Si le leader de la Jamahiriya est en chute libre, il peut au moins se vanter d’une chose. Il a provoqué un clash public entre les deux chefs de l’exécutif russe. Le 21 mars, Vladimir Poutine a comparé ironiquement le vote de l’ONU à « ces appels médiévaux en faveur des croisades » – une rhétorique chère au numéro un libyen.
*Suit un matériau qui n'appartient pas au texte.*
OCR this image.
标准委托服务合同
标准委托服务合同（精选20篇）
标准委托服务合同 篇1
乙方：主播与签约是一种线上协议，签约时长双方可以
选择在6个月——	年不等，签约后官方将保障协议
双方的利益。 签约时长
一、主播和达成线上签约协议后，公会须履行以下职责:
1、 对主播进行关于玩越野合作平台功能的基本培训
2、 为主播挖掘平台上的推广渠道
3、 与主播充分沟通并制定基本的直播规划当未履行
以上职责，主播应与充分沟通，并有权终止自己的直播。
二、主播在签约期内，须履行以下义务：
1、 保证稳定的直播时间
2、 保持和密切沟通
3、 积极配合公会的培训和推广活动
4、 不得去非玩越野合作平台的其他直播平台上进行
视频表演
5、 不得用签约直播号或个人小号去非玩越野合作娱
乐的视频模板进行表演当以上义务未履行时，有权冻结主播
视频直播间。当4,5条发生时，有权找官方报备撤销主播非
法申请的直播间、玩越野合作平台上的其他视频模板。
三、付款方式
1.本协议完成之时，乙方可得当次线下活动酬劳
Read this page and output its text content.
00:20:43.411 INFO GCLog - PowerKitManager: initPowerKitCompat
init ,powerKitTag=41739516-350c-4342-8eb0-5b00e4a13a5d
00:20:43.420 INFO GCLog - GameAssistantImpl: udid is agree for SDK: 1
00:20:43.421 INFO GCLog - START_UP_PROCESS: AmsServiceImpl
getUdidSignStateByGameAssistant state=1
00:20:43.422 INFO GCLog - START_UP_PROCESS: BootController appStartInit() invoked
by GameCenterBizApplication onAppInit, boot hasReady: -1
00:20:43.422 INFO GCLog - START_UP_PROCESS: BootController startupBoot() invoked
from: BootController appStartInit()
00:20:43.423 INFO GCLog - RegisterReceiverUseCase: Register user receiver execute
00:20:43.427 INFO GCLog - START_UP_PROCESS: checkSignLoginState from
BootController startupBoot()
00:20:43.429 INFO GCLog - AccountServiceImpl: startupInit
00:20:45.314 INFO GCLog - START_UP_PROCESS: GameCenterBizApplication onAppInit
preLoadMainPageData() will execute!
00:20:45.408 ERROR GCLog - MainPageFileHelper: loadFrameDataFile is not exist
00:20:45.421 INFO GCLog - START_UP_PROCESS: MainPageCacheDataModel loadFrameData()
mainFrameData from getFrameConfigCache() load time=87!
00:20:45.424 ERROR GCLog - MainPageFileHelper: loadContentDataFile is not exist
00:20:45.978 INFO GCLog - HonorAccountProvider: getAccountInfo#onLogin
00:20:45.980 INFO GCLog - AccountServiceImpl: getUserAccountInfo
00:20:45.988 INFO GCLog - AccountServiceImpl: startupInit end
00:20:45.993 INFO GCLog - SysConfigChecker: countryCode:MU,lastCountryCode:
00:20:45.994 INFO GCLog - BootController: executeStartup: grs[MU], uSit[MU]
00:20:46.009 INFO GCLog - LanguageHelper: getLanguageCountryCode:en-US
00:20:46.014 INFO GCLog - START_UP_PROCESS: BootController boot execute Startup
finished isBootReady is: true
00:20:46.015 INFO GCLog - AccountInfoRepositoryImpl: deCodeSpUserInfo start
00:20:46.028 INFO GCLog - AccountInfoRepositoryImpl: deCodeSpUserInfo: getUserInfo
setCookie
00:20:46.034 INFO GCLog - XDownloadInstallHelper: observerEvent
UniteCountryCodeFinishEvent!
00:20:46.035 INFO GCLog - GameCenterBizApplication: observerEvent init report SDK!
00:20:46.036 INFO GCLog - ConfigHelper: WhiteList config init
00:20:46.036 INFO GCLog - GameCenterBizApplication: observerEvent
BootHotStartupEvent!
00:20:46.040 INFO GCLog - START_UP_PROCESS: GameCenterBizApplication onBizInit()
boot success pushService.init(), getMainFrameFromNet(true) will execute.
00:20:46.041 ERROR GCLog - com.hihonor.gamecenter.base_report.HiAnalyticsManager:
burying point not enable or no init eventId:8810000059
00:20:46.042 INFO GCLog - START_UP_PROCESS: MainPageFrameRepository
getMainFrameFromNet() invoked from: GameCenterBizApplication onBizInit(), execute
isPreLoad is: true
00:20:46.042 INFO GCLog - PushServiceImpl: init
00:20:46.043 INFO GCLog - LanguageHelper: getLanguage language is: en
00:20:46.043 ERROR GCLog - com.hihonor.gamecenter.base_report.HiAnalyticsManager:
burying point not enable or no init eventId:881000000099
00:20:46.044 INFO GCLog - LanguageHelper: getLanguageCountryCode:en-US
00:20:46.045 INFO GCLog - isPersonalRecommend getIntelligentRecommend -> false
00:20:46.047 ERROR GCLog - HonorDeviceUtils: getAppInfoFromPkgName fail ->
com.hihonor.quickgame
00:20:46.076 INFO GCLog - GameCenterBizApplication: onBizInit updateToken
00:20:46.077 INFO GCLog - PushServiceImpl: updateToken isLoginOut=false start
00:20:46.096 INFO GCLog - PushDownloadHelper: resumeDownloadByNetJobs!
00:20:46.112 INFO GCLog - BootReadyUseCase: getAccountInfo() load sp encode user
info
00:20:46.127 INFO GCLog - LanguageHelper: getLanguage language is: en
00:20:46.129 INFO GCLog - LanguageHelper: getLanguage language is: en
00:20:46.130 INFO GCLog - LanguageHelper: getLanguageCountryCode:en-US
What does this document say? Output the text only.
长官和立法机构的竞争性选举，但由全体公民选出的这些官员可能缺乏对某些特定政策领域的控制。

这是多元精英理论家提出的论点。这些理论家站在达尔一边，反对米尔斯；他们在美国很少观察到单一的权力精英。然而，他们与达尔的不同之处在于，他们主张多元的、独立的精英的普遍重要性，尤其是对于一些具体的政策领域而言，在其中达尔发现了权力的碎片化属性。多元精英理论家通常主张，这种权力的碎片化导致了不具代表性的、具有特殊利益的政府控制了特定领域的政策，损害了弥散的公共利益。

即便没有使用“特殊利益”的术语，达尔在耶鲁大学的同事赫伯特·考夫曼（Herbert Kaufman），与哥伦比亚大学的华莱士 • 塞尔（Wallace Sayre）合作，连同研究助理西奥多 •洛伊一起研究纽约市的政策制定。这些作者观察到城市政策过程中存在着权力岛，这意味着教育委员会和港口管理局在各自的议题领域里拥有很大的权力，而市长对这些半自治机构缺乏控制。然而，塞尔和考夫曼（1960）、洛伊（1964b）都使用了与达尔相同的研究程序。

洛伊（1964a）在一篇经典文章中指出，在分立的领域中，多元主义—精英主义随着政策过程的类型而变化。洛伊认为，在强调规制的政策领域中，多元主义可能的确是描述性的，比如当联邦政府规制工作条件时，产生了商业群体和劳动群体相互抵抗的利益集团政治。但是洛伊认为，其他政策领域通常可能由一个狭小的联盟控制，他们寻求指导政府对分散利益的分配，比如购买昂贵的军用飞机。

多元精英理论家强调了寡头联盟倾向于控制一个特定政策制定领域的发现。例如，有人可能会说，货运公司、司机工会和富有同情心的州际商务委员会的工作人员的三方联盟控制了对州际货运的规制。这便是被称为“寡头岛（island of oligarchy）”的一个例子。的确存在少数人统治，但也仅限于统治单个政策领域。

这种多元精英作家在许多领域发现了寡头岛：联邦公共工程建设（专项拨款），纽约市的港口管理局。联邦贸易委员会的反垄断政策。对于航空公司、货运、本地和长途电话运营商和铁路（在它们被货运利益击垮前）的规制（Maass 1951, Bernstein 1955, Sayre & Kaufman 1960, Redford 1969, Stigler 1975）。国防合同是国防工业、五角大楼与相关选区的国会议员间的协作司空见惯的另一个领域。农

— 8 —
Le même jour, Dmitri Medvedev a répliqué que ces propos étaient « inacceptables ».

Querelle préélectorale ? Bien sûr. En Russie, la présidentielle est prévue en mars 2012. Si Poutine se porte candidat, Medvedev affirme qu’il ne se représentera pas… Les Russes en doutent. Querelle politique, donc, mais pas seulement. Poutine est logique avec lui-même. Non à l’ingérence internationale, aujourd’hui en Libye comme hier dans le Caucase russe. Surtout, il joue habilement sur le réflexe antioccidental de son opinion. Medvedev n’est pas moins cohérent. Trois ans après son arrivée au Kremlin, il poursuit sa politique de rapprochement avec l’Occident : « reset » avec les Américains, achat de navires de guerre Mistral aux Français… Et il se veut pragmatique. Si Kaddafi tombe, mieux vaut être du bon côté de l’Histoire afin de conserver le marché libyen des armes et du pétrole. Confidence d’un conseiller du Kremlin : « À quoi bon défendre un cadavre politique ? »

Pour le médiateur Medvedev, la marge de manœuvre est étroite. Le Conseil national de transition (CNT) de Benghazi ne veut rien négocier d’autre que les conditions du départ de Kaddafi. Or celui-ci refuse de partir. Mais, dans le camp du « Guide », les défections se multiplient. Dernière en date : celle de Chokri Ghanem, le ministre du Pétrole, le 1er juin. Et l’arrivée sur le front d’hélicoptères de combat français et britanniques est une très mauvaise nouvelle pour l’armée libyenne. D’autant que l’Otan vient d’annoncer qu’elle prolongeait ses opérations militaires jusqu’à la fin de septembre. Sans doute Medvedev (comme Zuma, le président sud-africain) se met-il en position de cueillir, un jour, le « fruit Kaddafi »… quand il sera mûr.